If you wanted it to know that "machine learning" and "neural networks" were related, wouldn't you need to do some type of entity extraction first, since Word2vec is run on tokens?
You can use Gensim:

    from gensim.models.phrases import Phrases
    bigrams = Phrases(corpus)
or you could rank bigrams by count(w1+w2)^2/(count(w1)*count(w2))

many variations on this formula work, but the idea is to compare the count of the bigram to the counts of the unigrams.

By the way, you do bigram identification before Word2Vec to have specialized vectors for bigrams as well.

Besides this method, there is one great way to identify ngrams: use Wikipedia titles. It's quite an extended list that covers most of the important named entities, locations and multi-word topic names, or go directly to http://wiki.dbpedia.org/ for a huge list with millions of ngrams. Cross reference it with your text corpus and you get a nice clean list.

The original word2vec source code comes with a probabilistic phrase detection tool. Keyword: word2phrase.
Good to know, thanks!
Alternatively to tf-idf, there's an interesting property in word embeddings generated by word2vec : they're sorted by rarity (the most common words being on top of the list).

So if you insert them in the same order in a database, you can just use their primary key as weight for a word. This also has the advantage of filtering out stop words without any additional processing.

If I understand correctly, this forgoes Lucene entirely.
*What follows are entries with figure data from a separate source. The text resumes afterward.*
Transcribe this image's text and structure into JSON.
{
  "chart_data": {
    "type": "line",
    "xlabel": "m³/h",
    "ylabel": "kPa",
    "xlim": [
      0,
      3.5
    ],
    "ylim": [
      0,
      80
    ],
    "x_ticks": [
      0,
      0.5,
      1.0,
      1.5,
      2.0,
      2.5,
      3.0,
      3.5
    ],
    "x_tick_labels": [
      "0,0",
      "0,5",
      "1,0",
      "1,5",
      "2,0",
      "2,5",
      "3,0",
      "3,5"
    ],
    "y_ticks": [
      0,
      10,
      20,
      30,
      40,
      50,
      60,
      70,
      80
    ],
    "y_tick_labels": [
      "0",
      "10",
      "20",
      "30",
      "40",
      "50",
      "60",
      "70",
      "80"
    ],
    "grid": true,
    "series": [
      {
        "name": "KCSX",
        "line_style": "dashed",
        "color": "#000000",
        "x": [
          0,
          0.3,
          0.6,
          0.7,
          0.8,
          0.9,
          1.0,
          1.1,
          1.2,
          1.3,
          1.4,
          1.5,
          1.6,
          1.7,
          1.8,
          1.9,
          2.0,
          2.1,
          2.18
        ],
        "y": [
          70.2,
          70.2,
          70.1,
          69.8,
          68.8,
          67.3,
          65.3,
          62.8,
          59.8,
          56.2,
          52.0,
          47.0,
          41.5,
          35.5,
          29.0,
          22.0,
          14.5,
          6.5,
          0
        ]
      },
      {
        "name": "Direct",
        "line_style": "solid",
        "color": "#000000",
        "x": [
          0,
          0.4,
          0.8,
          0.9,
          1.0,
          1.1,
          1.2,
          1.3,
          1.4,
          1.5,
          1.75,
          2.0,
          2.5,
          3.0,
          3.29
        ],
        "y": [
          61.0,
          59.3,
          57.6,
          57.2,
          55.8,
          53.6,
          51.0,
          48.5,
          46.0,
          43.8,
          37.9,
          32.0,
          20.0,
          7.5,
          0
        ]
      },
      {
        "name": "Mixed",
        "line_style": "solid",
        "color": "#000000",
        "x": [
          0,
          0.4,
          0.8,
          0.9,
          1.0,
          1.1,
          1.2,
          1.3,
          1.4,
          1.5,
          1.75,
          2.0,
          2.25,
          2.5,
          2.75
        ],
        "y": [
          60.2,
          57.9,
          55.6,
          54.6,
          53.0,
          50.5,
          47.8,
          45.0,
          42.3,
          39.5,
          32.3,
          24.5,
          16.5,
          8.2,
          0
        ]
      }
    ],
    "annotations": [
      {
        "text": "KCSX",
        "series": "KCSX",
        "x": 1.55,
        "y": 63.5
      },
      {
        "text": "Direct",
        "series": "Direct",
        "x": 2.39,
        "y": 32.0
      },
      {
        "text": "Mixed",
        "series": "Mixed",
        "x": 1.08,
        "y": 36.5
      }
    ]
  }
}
I would really like something that can be integrated into Lucene/Solr due to the availability of all the infrastructure build around it.

> works faster than grep

I didn't quite get the connection to grep.

Suppose you have gigabytes of text, Annoy will find matching articles faster and more precise than grepping with keywords.
Lucene is faster and better than grep too. Annoy may be better than Lucene's "more like this" query which is for finding similar documents in an index to a given set of documents. But how would it be helpful for keyword search which is what is being asked about?
I know, inverted index search is fast, it is the basic search engine algorithm, but there is a difference in quality of top ranked results. With word vectors you can ensure the topic of the whole document is what you want. Many documents mix topics and some keywords appear by mistake in the wrong place, for example, because scraping web text is imperfect and might capture extra text.